The move may attract more customers and online advertisers to Microsoft's sites, helping the company compete with Google, the most popular U.S. search engine.
HARTFORD, Conn.
General Electric chief defends his decisions
General Electric Co.'s chief executive officer on Wednesday defended the industrial conglomerate's broad array of businesses and his decisions to sell off several units.
Jeffrey Immelt has been under pressure to shed more businesses, particularly after the Fairfield, Conn.-based company's disappointing first-quarter earnings release last month in which profit fell 6 percent, to $4.3 billion.
The buying and selling of assets that the company has completed "never felt wimpy to me as we've gone through the portfolio transition," he told investor analysts at the Electrical Products Group conference in Longboat Key, Fla.
"This never seemed small," Immelt said.
WASHINGTON
Cell phone proposal no favorite of advocates
A wireless industry proposal under consideration by the government that would make it easier for cell phone customers to break up with their service providers was met with withering criticism by consumer advocates on Wednesday.
The plan would give consumers a break on fees charged when they quit their service early, but would also let cell phone companies off the hook in state courts where they are being sued for hundreds of millions of dollars by angry customers.
Cell phone companies routinely charge customers $175 or more for quitting their service early. Under a proposal being reviewed by the Federal Communications Commission, the wireless industry would give consumers the opportunity to cancel service without any penalty for up to 30 days after they sign a cell phone contract or until 10 days after they receive their first bill.
NEW YORK
Runaway gains: Oil tops $130 a barrel
Runaway oil prices blew past $130 a barrel for the first time Wednesday and kept going, while gasoline prices persisted in their own relentless climb, rising above $3.80 a gallon. Supply worries, rising demand and a slumping dollar are conspiring to make filling up the car -- and paying for just about everything else -- a growing burden for Americans.

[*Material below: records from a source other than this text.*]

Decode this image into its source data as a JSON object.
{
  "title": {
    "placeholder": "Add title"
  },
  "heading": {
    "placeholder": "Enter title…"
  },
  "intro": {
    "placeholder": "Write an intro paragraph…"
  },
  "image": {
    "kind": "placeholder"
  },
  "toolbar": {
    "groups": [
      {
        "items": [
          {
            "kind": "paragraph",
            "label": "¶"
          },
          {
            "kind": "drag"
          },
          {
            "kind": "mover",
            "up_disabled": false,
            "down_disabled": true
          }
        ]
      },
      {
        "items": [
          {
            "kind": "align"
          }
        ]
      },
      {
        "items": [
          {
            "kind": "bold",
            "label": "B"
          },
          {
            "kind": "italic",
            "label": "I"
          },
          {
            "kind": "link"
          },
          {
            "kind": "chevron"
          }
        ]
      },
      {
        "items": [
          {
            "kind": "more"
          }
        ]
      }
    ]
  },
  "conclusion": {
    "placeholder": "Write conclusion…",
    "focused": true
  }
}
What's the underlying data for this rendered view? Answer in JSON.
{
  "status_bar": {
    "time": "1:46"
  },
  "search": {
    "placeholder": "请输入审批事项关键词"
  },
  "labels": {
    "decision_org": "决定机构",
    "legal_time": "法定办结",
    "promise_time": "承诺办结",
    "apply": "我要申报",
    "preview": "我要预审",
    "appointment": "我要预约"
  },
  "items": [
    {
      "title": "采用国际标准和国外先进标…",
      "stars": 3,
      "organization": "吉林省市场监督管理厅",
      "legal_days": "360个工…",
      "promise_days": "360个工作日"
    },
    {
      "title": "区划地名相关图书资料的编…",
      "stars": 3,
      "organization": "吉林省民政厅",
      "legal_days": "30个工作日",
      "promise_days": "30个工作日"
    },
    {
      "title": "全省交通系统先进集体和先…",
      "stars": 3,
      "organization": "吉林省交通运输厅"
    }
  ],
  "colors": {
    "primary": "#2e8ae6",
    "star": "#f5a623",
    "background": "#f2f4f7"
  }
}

Light, sweet crude for July delivery rose $4.19 to settle at $133.17 a barrel on the New York Mercantile Exchange, but prices rose as high as $134.42, up $5.44, in after-hours electronic trading. It was crude's largest one-day price advance since March 26.
Crude prices first passed $130 overnight on concerns about demand and a weaker dollar.
KANSAS CITY, Kan.
Unionized workers OK contract at GM plant
Union members at General Motors Corp.'s Fairfax Assembly Plant have approved a new contract, ending a nearly three-week-old strike.
The contract was approved by 88 percent of the skilled workers and 85 percent of the production workers who voted Wednesday, union officials said.
About 2,500 members of United Auto Workers Local 31 walked off the job May 5 after failing to agree with plant management on a local contract. The plant makes the hot-selling Chevrolet Malibu as well as the Saturn Aura.
NEW YORK
Treasury prices decline as oil prices climb anew
Treasury prices fell Wednesday after another spike in oil prices touched off renewed concern about rising prices.
The benchmark 10-year Treasury note fell 0.22 points to 100.53 and yielded 3.81 percent, up from 3.78 percent late Tuesday.